On that basis, he claims, this new treaty would mean the same fundamental restructuring of the EU and shift of power from the member states to the EU as the constitution. Thus does he dismiss the government's "red lines" as a ploy to distract attention from what had been agreed elsewhere: not red lines but red herrings, he says.
Further in though, Hague – eyes wide shut – walks into the huge elephant trap that Cameron has been fabricating for him. The tragedy of this situation, declares Hague, is that it is completely unnecessary:
Had there been a British Government prepared to show a modicum of leadership and let our partners understand that the constitution's rejection was not a problem we would not now be wasting our time navel-gazing about yet another push for more powers for EU institutions but would be able to concentrate on the issues where the EU can really add value: global competitiveness, global warming and global poverty.This should have been the time for a confident British government to give a lead to those who question the need for a new treaty at all, he adds.
This is the trouble with the Hague speech – good in parts, like the proverbial curate's egg. On the one hand, it was pedestrian, predictable and offered nothing that the government has not seen coming and cannot dismiss with the greatest of ease. On the other, he holds himself and his Party hostage to fortune with his comments on global warning. The "colleagues" have seen him coming and must be mightily delighted with the speech.
Nothing was there that could be construed as opening a new line of attack – not for Hague any exploration of the role of the European Council, nor of how the Council of Ministers will be bound by the new aims and objectives to serve the interests of the Union rather than their respective nations, nor even of how the treaty is attempting to turn Parliament into a subordinate institution of the Union.

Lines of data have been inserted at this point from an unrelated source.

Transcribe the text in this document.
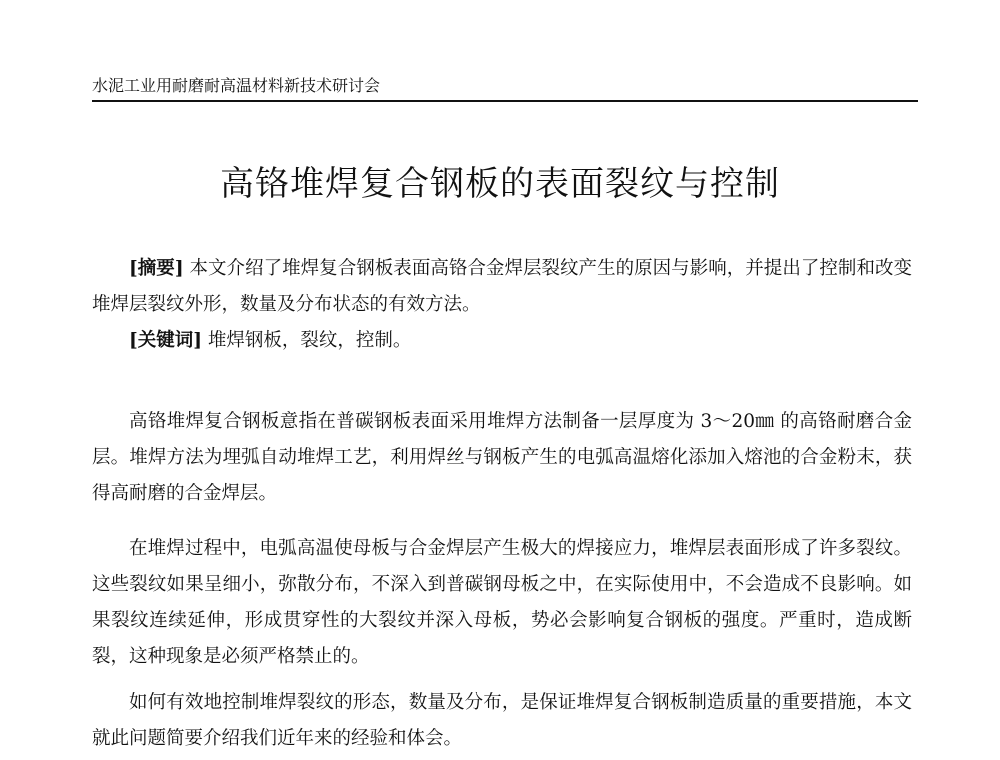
水泥工业用耐磨耐高温材料新技术研讨会
高铬堆焊复合钢板的表面裂纹与控制

[摘要] 本文介绍了堆焊复合钢板表面高铬合金焊层裂纹产生的原因与影响，并提出了控制和改变堆焊层裂纹外形，数量及分布状态的有效方法。

[关键词] 堆焊钢板，裂纹，控制。

高铬堆焊复合钢板意指在普碳钢板表面采用堆焊方法制备一层厚度为 3～20㎜ 的高铬耐磨合金层。堆焊方法为埋弧自动堆焊工艺，利用焊丝与钢板产生的电弧高温熔化添加入熔池的合金粉末，获得高耐磨的合金焊层。

在堆焊过程中，电弧高温使母板与合金焊层产生极大的焊接应力，堆焊层表面形成了许多裂纹。这些裂纹如果呈细小，弥散分布，不深入到普碳钢母板之中，在实际使用中，不会造成不良影响。如果裂纹连续延伸，形成贯穿性的大裂纹并深入母板，势必会影响复合钢板的强度。严重时，造成断裂，这种现象是必须严格禁止的。

如何有效地控制堆焊裂纹的形态，数量及分布，是保证堆焊复合钢板制造质量的重要措施，本文就此问题简要介绍我们近年来的经验和体会。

These were matters which, in a long speech, he could have rehearsed. They are ones which strike at the heart of the fundamental change in the relationship between the member states and the Union, which the treaty brings.

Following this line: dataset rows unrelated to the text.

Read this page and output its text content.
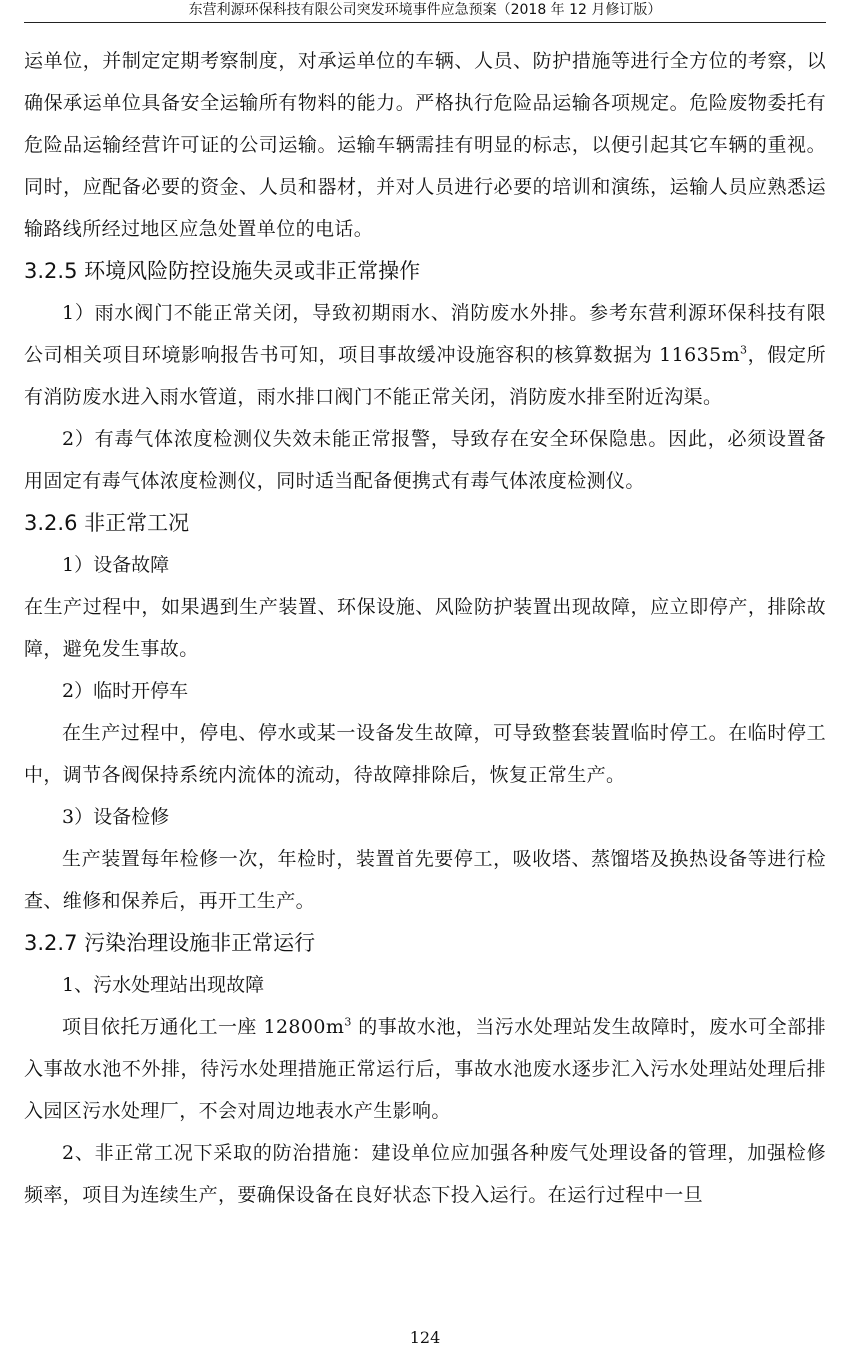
东营利源环保科技有限公司突发环境事件应急预案（2018 年 12 月修订版）

运单位，并制定定期考察制度，对承运单位的车辆、人员、防护措施等进行全方位的考察，以确保承运单位具备安全运输所有物料的能力。严格执行危险品运输各项规定。危险废物委托有危险品运输经营许可证的公司运输。运输车辆需挂有明显的标志，以便引起其它车辆的重视。同时，应配备必要的资金、人员和器材，并对人员进行必要的培训和演练，运输人员应熟悉运输路线所经过地区应急处置单位的电话。

3.2.5 环境风险防控设施失灵或非正常操作

1）雨水阀门不能正常关闭，导致初期雨水、消防废水外排。参考东营利源环保科技有限公司相关项目环境影响报告书可知，项目事故缓冲设施容积的核算数据为 $11635m^3$，假定所有消防废水进入雨水管道，雨水排口阀门不能正常关闭，消防废水排至附近沟渠。

2）有毒气体浓度检测仪失效未能正常报警，导致存在安全环保隐患。因此，必须设置备用固定有毒气体浓度检测仪，同时适当配备便携式有毒气体浓度检测仪。

3.2.6 非正常工况

1）设备故障

在生产过程中，如果遇到生产装置、环保设施、风险防护装置出现故障，应立即停产，排除故障，避免发生事故。

2）临时开停车

在生产过程中，停电、停水或某一设备发生故障，可导致整套装置临时停工。在临时停工中，调节各阀保持系统内流体的流动，待故障排除后，恢复正常生产。

3）设备检修

生产装置每年检修一次，年检时，装置首先要停工，吸收塔、蒸馏塔及换热设备等进行检查、维修和保养后，再开工生产。

3.2.7 污染治理设施非正常运行

1、污水处理站出现故障

项目依托万通化工一座 $12800m^3$ 的事故水池，当污水处理站发生故障时，废水可全部排入事故水池不外排，待污水处理措施正常运行后，事故水池废水逐步汇入污水处理站处理后排入园区污水处理厂，不会对周边地表水产生影响。

2、非正常工况下采取的防治措施：建设单位应加强各种废气处理设备的管理，加强检修频率，项目为连续生产，要确保设备在良好状态下投入运行。在运行过程中一旦

124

But neither did Hague attempt to address the Conservative's own "elephant in the room" – the Maastricht treaty. Time and time again, whenever the Tories call for a referendum, the government argues that they did not offer a referendum back in 1992-3 when the treaty came before the House – and that gave away more powers.
Invoking the new aims and objectives of the institutions, embodied in the treaty-to-be, would be enough to lay that ghost to rest, but Hague chose to ignore it. And if he cannot deal with it in front of a friendly audience, how will he fare in a hostile environment?

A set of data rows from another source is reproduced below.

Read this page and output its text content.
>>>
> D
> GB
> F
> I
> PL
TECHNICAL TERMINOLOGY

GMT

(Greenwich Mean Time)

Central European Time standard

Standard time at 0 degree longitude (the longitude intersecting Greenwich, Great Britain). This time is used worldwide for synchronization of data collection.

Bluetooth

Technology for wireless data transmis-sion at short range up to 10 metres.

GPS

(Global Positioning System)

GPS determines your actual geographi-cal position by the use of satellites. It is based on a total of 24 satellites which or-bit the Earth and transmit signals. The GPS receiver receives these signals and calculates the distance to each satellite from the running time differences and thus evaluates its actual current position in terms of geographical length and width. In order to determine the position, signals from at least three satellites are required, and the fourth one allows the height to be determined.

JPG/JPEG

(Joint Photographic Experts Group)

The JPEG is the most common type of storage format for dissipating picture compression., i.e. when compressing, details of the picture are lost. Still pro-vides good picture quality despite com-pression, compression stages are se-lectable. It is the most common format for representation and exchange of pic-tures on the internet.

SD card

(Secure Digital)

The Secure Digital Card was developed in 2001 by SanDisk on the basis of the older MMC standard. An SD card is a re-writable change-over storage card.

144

Thus, while some may say it was a good speech, even now the BBC website is chipping away at the edges while even the more supportive Telegraph is having to concede points to Miliband. Hague has not yet landed the killer blow.
But, maybe, it doesn't really matter. The Daily Mail has been running an online poll and, so far, 91 percent of respondents are calling for a referendum.
It could, therefore, be enough that Hague simply accuses Brown of being guilty of a "flagrant breach" of Labour's 2005 election manifesto for failing to grant a referendum. That is a hard charge to beat and one that could, just, drive the man to distraction. The Mail certainly seems to think so and with The Sun also on the case, things might not be a bleak as they look, despite Hague's less than adequate performance.